Many traders are using a simple definition for a bear market. They say that if the Dow Jones Industrial Average falls by 20%, we are in a bear market. That’s a little too simple.

With that definition, a 19.2% decline over six months isn’t a bear market. Neither is a 16% decline over 12 months. Those market declines happened. And, at least to me, those declines felt like bear markets.

Many traders say that if the Dow Jones Industrial Average falls by 20%, we are in a bear market. That’s a little too simple.

To me, a bear market is a decline that has a significant impact on my wealth. This means that a large drop in a short period of time counts as a bear market. And a smaller drop over a long period of time also counts. Both cases hurt me financially. That might be the best definition of a bear market — a decline that hurts investors.

Researchers at Ned Davis Research formalized that definition. They say that a bear market is a 30% drop in the Dow after 50 calendar days, or a 13% decline after 145 calendar days. This makes sense. If investors lose 13% over 145 days, or about five months, they will feel like they are in a bear market.

The best definition of a bear market should consider how investors feel. Bear markets can make investors change the way they act. They invest less. Some may spend less.

Understanding that, it’s hard to argue that investors felt bullish after the Dow fell 19.2% in 2011. Or you may remember the pain of those sharp declines in August 2015 and the beginning of 2016. That felt like a bear market.

In 2016, that 16% decline might have changed the course of history. Sentiment became bearish. Voters felt that we were on the wrong track. They demanded change … and you know what happened.
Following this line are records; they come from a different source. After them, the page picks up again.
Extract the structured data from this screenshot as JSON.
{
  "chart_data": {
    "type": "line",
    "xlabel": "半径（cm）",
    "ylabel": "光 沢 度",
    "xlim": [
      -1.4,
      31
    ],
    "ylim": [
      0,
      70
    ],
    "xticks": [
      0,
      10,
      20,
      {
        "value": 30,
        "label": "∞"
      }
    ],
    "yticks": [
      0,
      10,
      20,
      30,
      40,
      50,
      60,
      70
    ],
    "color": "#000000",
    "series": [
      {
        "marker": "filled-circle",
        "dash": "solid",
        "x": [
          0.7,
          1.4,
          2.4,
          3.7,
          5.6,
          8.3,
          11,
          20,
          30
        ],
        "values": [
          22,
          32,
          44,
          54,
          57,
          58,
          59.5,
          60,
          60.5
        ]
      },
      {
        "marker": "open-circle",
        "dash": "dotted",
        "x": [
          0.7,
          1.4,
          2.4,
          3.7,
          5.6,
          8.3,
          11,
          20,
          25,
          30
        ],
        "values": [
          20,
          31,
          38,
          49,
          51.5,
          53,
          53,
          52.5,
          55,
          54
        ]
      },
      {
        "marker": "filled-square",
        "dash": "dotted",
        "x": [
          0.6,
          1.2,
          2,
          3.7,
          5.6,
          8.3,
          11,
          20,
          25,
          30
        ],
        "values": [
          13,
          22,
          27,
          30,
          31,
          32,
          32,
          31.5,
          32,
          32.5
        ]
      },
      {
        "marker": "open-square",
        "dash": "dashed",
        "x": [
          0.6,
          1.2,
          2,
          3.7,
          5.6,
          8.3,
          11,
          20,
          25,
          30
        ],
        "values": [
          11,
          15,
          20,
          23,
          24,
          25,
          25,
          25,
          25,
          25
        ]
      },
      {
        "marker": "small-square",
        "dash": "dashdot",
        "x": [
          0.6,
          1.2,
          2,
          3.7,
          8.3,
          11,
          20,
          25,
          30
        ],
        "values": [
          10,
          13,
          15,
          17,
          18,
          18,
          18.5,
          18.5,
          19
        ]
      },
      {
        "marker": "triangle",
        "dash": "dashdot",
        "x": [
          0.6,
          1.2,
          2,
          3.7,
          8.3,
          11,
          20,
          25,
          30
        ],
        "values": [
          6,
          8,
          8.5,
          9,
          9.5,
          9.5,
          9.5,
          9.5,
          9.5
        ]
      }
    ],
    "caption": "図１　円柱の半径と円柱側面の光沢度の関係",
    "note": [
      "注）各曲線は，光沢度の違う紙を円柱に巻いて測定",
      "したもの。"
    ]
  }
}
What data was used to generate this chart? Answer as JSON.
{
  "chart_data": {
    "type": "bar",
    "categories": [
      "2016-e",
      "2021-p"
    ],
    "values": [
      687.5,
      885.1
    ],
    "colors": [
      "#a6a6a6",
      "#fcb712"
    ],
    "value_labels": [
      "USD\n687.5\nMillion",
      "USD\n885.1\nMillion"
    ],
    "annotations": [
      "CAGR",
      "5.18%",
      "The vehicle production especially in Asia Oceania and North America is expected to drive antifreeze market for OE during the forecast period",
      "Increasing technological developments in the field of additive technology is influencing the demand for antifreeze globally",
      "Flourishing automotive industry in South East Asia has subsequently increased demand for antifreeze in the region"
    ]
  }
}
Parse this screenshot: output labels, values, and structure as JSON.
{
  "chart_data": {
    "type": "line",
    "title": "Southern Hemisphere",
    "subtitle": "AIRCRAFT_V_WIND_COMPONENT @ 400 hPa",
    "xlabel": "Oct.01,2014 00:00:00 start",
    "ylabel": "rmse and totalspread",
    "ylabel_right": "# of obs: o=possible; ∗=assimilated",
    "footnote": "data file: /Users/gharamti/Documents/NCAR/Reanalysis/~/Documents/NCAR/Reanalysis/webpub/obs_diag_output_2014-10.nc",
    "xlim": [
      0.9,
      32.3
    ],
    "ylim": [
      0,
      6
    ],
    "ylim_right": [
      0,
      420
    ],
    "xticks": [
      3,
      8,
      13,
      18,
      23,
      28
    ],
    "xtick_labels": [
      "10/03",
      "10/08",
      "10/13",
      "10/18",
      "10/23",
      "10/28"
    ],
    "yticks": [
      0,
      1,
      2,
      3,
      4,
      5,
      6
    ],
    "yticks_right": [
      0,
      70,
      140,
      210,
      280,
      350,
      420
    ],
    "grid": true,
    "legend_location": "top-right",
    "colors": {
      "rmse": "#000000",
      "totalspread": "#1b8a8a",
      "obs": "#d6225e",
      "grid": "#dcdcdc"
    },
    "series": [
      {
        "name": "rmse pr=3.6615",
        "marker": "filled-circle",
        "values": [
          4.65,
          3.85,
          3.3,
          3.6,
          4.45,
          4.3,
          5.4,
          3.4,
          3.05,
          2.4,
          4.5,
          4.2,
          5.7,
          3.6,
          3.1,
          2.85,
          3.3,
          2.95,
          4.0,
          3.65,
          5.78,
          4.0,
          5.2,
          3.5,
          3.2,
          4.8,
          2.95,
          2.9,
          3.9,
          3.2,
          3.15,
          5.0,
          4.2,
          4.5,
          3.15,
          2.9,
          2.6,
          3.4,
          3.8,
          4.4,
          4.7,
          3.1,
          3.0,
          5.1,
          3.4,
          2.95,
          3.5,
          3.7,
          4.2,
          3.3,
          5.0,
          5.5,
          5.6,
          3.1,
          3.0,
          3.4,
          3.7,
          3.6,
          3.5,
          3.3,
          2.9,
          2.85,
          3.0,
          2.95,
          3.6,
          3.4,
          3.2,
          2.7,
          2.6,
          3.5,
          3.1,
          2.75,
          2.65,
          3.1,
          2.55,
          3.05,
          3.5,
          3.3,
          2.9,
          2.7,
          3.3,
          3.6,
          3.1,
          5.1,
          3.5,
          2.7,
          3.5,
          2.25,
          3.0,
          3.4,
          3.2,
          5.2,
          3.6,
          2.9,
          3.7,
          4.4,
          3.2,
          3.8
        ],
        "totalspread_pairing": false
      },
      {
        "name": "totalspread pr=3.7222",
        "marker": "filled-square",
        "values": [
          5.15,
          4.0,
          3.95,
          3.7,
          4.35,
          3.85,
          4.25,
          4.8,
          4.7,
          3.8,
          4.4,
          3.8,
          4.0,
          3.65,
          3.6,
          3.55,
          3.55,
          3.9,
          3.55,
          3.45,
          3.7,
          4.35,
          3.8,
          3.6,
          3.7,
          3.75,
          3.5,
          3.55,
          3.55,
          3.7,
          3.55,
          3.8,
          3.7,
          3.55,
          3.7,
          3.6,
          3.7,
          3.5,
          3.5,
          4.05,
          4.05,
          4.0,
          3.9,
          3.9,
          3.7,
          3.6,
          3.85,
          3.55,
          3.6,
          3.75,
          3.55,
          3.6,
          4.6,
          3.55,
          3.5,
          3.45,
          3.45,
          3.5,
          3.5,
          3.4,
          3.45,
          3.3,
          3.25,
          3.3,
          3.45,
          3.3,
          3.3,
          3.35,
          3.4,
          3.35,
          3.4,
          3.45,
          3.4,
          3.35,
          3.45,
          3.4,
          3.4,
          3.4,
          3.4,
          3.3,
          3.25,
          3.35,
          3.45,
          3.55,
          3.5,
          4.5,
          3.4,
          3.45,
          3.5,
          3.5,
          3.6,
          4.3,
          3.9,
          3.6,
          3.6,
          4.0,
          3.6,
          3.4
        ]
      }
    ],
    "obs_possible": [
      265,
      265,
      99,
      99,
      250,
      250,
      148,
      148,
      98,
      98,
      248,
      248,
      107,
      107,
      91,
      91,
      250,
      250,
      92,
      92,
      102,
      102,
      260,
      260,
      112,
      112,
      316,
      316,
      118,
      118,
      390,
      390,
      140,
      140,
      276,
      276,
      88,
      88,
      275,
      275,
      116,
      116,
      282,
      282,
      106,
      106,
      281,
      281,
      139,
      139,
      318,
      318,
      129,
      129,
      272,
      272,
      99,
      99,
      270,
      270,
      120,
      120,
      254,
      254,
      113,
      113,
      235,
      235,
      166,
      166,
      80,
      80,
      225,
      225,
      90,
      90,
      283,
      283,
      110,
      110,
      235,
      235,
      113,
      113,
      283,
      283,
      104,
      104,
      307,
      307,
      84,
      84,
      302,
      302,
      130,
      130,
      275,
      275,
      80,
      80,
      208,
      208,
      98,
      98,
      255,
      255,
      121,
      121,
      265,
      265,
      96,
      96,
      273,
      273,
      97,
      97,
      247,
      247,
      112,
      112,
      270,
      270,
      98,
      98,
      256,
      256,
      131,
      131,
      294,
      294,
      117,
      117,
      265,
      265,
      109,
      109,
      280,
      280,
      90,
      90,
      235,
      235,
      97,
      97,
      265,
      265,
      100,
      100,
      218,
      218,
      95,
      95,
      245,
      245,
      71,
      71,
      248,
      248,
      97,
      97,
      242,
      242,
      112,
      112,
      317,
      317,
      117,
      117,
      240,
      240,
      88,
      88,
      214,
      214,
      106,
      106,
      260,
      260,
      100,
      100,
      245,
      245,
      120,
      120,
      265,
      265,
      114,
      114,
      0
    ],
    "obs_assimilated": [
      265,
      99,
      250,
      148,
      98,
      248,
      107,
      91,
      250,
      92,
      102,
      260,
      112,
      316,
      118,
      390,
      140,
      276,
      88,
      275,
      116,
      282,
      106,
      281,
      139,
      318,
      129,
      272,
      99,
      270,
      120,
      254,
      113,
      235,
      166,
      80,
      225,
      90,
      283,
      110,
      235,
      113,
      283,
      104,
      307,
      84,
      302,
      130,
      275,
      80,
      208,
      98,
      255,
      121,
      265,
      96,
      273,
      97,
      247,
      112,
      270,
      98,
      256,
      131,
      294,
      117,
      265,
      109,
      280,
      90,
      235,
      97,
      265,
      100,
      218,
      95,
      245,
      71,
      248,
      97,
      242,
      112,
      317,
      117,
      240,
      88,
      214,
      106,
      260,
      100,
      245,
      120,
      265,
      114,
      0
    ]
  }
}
We don’t see angry voters in bull markets. And my definition says we had a bear market ending in 2016.

Markets are complex, so it makes sense that we need complex ideas to understand them. A 20% decline is bad, but so is a 19.2% decline. Arguing that that’s not a bear market seems silly.

The definition of a 13% decline over five months captures the idea of a bad market better than the simple 20% rule.

With this 13% rule, we know that the bear market isn’t 8 years old. Instead of thinking we’re in the late stages of an old bull market, we now see that we’re in the early days of a young bull market … one that could see the Dow reach 50,000, or even higher.

Now is not the time to be scared. Now is the time to buy dips.